Another highlight: Flavedoom 2, made by Bay Area choreographers and dancers Karla Quintero and Shareen DeRyan, who are also die-hard horror fans. “It’s really effective,” Sukara says. “I’m excited to show that, I think it’s our first dance piece that we’ve had.”

blob with eyeball in dreamy purple and pink cosmic scene
A still from ‘Friends With Myself,’ a short screening at the 2024 Scumdance Film Festival. (Courtesy of Scumdance)

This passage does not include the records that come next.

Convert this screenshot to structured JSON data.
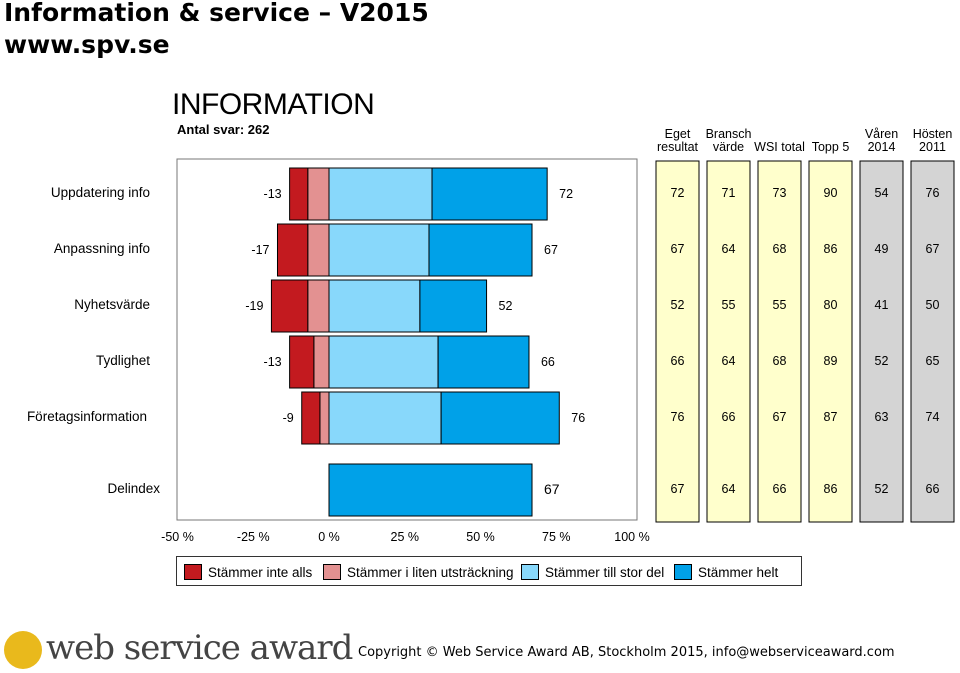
{
  "header": {
    "title": "Information & service – V2015",
    "url": "www.spv.se"
  },
  "section": {
    "title": "INFORMATION",
    "responses": "Antal svar: 262"
  },
  "columns": [
    {
      "line1": "Eget",
      "line2": "resultat"
    },
    {
      "line1": "Bransch",
      "line2": "värde"
    },
    {
      "line1": "",
      "line2": "WSI total"
    },
    {
      "line1": "",
      "line2": "Topp 5"
    },
    {
      "line1": "Våren",
      "line2": "2014"
    },
    {
      "line1": "Hösten",
      "line2": "2011"
    }
  ],
  "colors": {
    "dark_red": "#c31a1f",
    "light_red": "#e39191",
    "light_blue": "#88d8fb",
    "blue": "#00a1e8",
    "yellow_col": "#ffffcc",
    "gray_col": "#d4d4d4"
  },
  "chart_data": {
    "type": "bar",
    "orientation": "horizontal-diverging",
    "categories": [
      "Uppdatering info",
      "Anpassning info",
      "Nyhetsvärde",
      "Tydlighet",
      "Företagsinformation",
      "Delindex"
    ],
    "neg_labels": [
      "-13",
      "-17",
      "-19",
      "-13",
      "-9",
      ""
    ],
    "pos_labels": [
      "72",
      "67",
      "52",
      "66",
      "76",
      "67"
    ],
    "series": [
      {
        "name": "Stämmer inte alls",
        "values": [
          -6,
          -10,
          -12,
          -8,
          -6,
          0
        ]
      },
      {
        "name": "Stämmer i liten utsträckning",
        "values": [
          -7,
          -7,
          -7,
          -5,
          -3,
          0
        ]
      },
      {
        "name": "Stämmer till stor del",
        "values": [
          34,
          33,
          30,
          36,
          37,
          0
        ]
      },
      {
        "name": "Stämmer helt",
        "values": [
          38,
          34,
          22,
          30,
          39,
          67
        ]
      }
    ],
    "x_ticks": [
      "-50 %",
      "-25 %",
      "0 %",
      "25 %",
      "50 %",
      "75 %",
      "100 %"
    ],
    "xlim": [
      -50,
      100
    ],
    "table": [
      [
        "72",
        "71",
        "73",
        "90",
        "54",
        "76"
      ],
      [
        "67",
        "64",
        "68",
        "86",
        "49",
        "67"
      ],
      [
        "52",
        "55",
        "55",
        "80",
        "41",
        "50"
      ],
      [
        "66",
        "64",
        "68",
        "89",
        "52",
        "65"
      ],
      [
        "76",
        "66",
        "67",
        "87",
        "63",
        "74"
      ],
      [
        "67",
        "64",
        "66",
        "86",
        "52",
        "66"
      ]
    ]
  },
  "legend": [
    "Stämmer inte alls",
    "Stämmer i liten utsträckning",
    "Stämmer till stor del",
    "Stämmer helt"
  ],
  "footer": {
    "copyright": "Copyright © Web Service Award AB, Stockholm 2015, info@webserviceaward.com",
    "logo": "web service award"
  }
}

A gleeful enthusiasm for making and watching movies of all stripes presides over the entire Scumdance endeavor. Sukara, for his part, has been involved with the festival since it started in Reno in 2017. HELL!, a rock-and-roll musical comedy he co-wrote and co-directed, won the audience award for best feature at the very first Scumdance. “I loved it,” Sukara remembers. “I loved seeing all the different stuff, the really low-budget stuff.”

He became fast friends with festival founder Travis Calvert and remained involved in various capacities, jurying submissions over the years. Sukara took over from Calvert as organizer last year, when the festival moved to San Francisco. His personal experience with the festival’s capacity for camaraderie helps fuel his own enthusiasm for the event.

While not every filmmaker can make it in person to Saturday’s festival, Sukara expects a number of them (close to 10!) to be present. At the end of the seven-hour long event, the awards ceremony involves bestowing an actual trophy upon each of the winners.

“There’s no quick and easy way to pick out what’s a Scumdance movie,” Sukara explains, but of one thing he is certain: “People show up and movies get shown and people have a good time.”


The Scumdance Film Festival takes place at The Lost Church (988 Columbus Ave., San Francisco) on Saturday, Sept. 28, 3–10 p.m.